The scope cleanup will happen on after the block is executed, or the scope can be detached. The cleaning of the scope can then be done later.
This way we get the same convenience whitout being limited to single thread programming.
The utility class:
import java.io.Closeable
object ManagedScope {
val scope=new ThreadLocal[Scope]();
def managedScope[T](inner: =>T):T={
val previous=scope.get();
val thisScope=new Scope();
scope.set(thisScope);
try{
inner
} finally {
scope.set(previous);
if(!thisScope.detatched) thisScope.close();
}
}
def closeLater[T <: Closeable](what:T): T = {
val theScope=scope.get();
if(!(theScope eq null)){
theScope.closeables=theScope.closeables.:+(what);
}
what;
}
def detatchScope(): Scope={
val theScope=scope.get();
if(theScope eq null) null;
else {
theScope.detatched=true;
theScope;
}
}
}
class Scope{
var detatched=false;
var closeables:List[Closeable]=List();
def close():Unit={
for(c<-closeables){
try{
if(!(c eq null))c.close();
} catch{
case e:Throwable=>{};
}
}
}
}
The usage:
def checkSocketConnect(host:String, portNumber:Int):Unit = managedScope {
// The close later function tags the closeable to be closed later
val socket = closeLater( new Socket(host, portNumber) );
doWork(socket);
}
def checkFutureConnect(host:String, portNumber:Int):Unit = managedScope {
// The close later function tags the closeable to be closed later
val socket = closeLater( new Socket(host, portNumber) );
val future:Future[Boolean]=doAsyncWork(socket);
// Detatch the scope and use it in the future.
val scope=detatchScope();
future.onComplete(v=>scope.close());
}
This solution doesn't quite have the syntax you desire, but I think it's close enough :)

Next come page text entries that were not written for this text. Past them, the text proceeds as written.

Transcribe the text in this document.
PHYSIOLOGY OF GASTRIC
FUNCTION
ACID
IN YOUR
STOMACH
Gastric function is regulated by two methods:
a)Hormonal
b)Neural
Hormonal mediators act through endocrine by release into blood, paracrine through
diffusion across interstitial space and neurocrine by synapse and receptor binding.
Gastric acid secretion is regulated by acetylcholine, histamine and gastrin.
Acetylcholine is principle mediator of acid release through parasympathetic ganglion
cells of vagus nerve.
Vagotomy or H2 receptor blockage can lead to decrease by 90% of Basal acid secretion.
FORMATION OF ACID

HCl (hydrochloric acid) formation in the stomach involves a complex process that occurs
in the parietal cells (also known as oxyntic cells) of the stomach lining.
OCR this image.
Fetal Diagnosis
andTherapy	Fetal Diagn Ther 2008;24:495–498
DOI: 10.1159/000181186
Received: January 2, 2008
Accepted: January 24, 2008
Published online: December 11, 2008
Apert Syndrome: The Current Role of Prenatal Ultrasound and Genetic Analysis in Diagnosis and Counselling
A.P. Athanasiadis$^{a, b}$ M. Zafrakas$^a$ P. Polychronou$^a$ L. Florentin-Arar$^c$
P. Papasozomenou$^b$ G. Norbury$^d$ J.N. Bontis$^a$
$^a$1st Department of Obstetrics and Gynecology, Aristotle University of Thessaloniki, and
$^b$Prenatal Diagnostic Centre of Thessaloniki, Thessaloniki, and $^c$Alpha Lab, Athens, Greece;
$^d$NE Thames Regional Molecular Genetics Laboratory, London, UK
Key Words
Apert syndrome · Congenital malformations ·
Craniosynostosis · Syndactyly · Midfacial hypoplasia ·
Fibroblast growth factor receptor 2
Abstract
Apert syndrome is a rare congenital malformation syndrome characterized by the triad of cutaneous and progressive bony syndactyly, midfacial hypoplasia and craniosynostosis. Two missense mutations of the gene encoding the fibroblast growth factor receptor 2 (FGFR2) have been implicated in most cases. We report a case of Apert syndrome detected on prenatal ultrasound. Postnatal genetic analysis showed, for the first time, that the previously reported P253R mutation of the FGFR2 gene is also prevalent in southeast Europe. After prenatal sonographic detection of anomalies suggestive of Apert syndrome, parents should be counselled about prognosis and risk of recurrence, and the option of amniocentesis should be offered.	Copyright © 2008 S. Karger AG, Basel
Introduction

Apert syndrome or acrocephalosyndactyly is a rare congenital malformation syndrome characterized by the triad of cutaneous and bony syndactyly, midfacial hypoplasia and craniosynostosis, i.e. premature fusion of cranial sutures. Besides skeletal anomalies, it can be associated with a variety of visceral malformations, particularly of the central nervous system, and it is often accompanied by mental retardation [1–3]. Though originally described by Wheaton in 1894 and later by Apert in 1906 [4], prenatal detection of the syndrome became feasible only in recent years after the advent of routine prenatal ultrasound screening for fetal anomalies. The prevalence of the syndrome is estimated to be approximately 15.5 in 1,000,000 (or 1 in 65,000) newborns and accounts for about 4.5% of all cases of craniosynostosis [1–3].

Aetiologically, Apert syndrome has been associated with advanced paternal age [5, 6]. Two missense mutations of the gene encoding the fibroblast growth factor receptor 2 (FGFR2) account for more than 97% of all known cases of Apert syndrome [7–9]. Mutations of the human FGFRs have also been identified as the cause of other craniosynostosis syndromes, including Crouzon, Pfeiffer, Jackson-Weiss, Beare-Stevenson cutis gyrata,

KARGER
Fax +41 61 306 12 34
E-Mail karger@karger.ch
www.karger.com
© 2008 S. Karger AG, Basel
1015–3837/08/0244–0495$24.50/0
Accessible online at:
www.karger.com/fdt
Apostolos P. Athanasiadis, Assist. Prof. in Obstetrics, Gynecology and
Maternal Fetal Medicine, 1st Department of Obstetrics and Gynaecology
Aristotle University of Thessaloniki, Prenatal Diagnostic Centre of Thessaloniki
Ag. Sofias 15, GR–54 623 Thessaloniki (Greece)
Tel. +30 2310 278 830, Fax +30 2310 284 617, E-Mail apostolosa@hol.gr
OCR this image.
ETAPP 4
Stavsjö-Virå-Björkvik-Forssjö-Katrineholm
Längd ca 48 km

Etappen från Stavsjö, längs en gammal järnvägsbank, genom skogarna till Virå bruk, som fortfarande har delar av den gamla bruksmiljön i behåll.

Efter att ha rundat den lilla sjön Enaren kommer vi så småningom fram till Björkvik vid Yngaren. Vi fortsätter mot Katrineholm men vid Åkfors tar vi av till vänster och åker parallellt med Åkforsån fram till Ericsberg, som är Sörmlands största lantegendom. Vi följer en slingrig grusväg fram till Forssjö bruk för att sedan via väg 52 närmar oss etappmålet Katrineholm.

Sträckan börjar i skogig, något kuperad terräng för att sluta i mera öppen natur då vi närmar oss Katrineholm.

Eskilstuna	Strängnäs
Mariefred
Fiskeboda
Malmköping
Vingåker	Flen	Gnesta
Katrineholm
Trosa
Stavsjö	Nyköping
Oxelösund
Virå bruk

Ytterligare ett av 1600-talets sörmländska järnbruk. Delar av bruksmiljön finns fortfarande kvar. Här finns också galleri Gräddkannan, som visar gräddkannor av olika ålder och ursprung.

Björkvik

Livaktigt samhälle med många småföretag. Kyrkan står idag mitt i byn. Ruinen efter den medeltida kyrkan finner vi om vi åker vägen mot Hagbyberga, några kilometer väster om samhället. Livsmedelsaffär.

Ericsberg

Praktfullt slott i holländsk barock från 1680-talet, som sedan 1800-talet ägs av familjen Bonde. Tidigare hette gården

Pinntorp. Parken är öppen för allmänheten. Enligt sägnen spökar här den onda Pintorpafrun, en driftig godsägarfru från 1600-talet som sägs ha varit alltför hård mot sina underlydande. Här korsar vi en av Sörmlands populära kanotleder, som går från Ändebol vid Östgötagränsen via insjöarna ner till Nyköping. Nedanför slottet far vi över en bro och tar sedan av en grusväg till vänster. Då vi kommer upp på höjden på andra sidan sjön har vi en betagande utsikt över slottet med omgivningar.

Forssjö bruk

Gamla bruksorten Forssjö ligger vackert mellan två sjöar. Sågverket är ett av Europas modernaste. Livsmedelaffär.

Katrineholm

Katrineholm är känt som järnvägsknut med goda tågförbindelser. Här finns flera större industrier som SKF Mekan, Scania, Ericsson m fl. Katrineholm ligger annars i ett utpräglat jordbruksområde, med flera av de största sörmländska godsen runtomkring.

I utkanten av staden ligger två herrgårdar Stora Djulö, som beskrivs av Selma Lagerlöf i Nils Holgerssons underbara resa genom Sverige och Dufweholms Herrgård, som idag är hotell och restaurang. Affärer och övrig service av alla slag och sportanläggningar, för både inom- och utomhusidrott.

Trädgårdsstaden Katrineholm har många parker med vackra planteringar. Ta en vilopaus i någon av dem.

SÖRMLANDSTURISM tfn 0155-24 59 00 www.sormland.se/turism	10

def using[A <: {def close(): Unit}, B](resources: List[A])(f: List[A] => B): B =
try f(resources) finally resources.foreach(_.close())
using(List(new BufferedReader(new FileReader("in.txt")), new PrintWriter("out.txt"))) {
case List(in: BufferedReader, out: PrintWriter) => out.println(in.readLine())
}
Of course the down side is you have to type out the types BufferedReader and PrintWrter in the using block. You might be able to add some magic so that you just need List(in, out) by using multiple ORed type bounds for type A in using.
By defining some pretty hacky and dangerous implicit conversions you can get around having to type List (and another way to get around specifying types for the resources), but I haven't documented the detail as it's too dangerous IMO.
here is my solution to the resource management in Scala:
def withResources[T <: AutoCloseable, V](r: => T)(f: T => V): V = {
val resource: T = r
require(resource != null, "resource is null")
var exception: Throwable = null
try {
f(resource)
} catch {
case NonFatal(e) =>
exception = e
throw e
} finally {
closeAndAddSuppressed(exception, resource)
}
}
private def closeAndAddSuppressed(e: Throwable,
resource: AutoCloseable): Unit = {
if (e != null) {
try {
resource.close()
} catch {
case NonFatal(suppressed) =>
e.addSuppressed(suppressed)
}
} else {
resource.close()
}
}
I used this in multiple Scala apps including managing resources in Spark executors. and one should be aware that we are other even better ways to manage resource like in CatsIO: https://typelevel.org/cats-effect/datatypes/resource.html. if you are ok with pure FP in Scala.
to answer your last question, you can definitely nest the resource like this:
withResource(r: File)(
r => {
withResource(a: File)(
anotherR => {
withResource(...)(...)
}
)
}
)
this way, not just that those resources are protected from leaking, they will also be released in the correct order(like stack). same behaviour like the Resource Monad from CatsIO.